As you imagine your new friend interacting with Edward-related images and Edward-related personal memories, you are activating broader and broader networks in your brain. This gives you valuable social points, which are sometimes redeemable for wine, cheese, and board game nights. This thought process can take creativity, but you can learn to do it quickly and easily. For a concrete word like gato, you can find an appropriate image on Google Images images. As a result, the word will become much easier to remember. We owe our present understanding of forgetting to Hermann Ebbinghaus, a German psychologist who spent years of his life memorizing lists of nonsense syllables Guf Ril Zhik Nish Mip Poff.

He recorded the speed of forgetting by comparing the time it took him to learn and then later relearn one of his lists. The right side of his curve is encouraging: even years later, Ebbinghaus could expect old random gobbledygook to take him measurably less time to learn than new random gobbledygook.

Once he learned something, a trace of it remained within him forever. Unfortunately, the left side is a disaster: our memories rush out of our ears like water through a net. How can we do better? When we meet our new friend Edward, we generally remember his name with rote repetition; we repeat his name to ourselves until we remember.

Catalan language - Wikipedia

Can you remember a single fact from the last school test you crammed for? Can you even remember the test itself? It was the first data-driven study of the human mind, and I suspect it made him a blast at social events. In school we learn things then take the test, In everyday life we take the test then we learn things. The test is in a week, and you have two options: 1 you can study the list for ten minutes, or 2 you can study the list for five minutes and then trade it for a blank sheet of paper and a pencil.

If you choose the second option, you can write down whatever you still remember, and then you have to give the sheet back. Here are results from a similarly worded experiment. In it, students either read a text twice or read it once and wrote down what they remembered. They then took a final test five minutes, two days, or one week later. Notice how studying twice i. Oddly enough, a blank sheet of paper will help you much more than additional study time. Get five more minutes with your word list.

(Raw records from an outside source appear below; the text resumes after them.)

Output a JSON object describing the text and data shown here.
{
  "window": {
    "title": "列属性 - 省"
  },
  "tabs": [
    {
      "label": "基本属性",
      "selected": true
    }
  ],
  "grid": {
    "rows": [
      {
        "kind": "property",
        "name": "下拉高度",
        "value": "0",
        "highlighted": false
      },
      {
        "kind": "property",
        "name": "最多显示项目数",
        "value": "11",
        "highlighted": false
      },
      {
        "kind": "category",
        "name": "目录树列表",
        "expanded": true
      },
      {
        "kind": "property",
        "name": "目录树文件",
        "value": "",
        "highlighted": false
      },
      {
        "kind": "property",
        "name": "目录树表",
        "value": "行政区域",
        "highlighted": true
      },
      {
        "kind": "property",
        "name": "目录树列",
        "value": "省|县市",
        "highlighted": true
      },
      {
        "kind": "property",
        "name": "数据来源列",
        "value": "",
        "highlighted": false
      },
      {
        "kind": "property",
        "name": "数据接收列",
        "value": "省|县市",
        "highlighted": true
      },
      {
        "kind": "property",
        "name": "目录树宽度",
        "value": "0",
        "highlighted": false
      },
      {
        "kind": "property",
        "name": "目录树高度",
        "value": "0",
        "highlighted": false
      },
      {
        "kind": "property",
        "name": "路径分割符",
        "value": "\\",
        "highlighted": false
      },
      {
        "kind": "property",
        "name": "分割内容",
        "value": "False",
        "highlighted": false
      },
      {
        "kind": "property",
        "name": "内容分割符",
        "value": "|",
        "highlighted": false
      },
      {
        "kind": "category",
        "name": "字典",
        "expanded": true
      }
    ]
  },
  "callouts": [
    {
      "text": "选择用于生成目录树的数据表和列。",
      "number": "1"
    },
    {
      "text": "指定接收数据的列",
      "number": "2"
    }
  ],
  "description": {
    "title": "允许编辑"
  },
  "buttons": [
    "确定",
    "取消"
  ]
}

Get a blank sheet of paper and test yourself. Get three blank sheets of paper and test yourself three times. Here are your final recall results, one week later: Madness. How can taking an identical test three times in a row produce such a large effect? Odd as it is, this follows rules of common sense.

If you want to get better at recalling something, you should practice recalling it. Our blank sheet of paper, which could be replaced by a stack of flash cards, a multiple choice test, or simply trying to remember to yourself, is precisely the type of practice we need. Deep within our brains, a seahorse and a nut are engaged in an intricate chemical dance that allows us to decide what is important and what is forgettable.

The seahorse-shaped structure is known as the hippocampus, and it acts as a mental switchboard, connecting distant regions of the brain and creating a map of those connections. You access this map in order to recall any recent memory. The Curious Case of H. In , Molaison had his hippocampus surgically removed in an attempt to cure his epilepsy. His illness was cured, but the surgery left him with severe amnesia. He retained most of his old memories, but without his hippocampus, he lost his ability to store new ones.

Molaison could recall his distant past because the map of those memories had spread throughout his brain. In losing his hippocampus, he lost the ability to make and access new maps and thereby lost his ability to form new memories. It does this by translating our emotions into chemicals, causing our adrenal glands to send out bursts of memory-enhancing hormones according to the situation. Ow, my arm! This leaves us with a healthy fear of tigers and a healthy disregard for pencils as food items.

Coupled with the nearby reward centers in the brain, the amygdala provides the mechanism behind our magical blank sheet of paper. Our emotions are reflexive creatures. They respond to our environment whether we want them to or not. While we can try to trick our brains into getting excited over a list of Spanish words, our brains know better. El dentista is just not as important as el tigre. Our blank page, however, changes everything.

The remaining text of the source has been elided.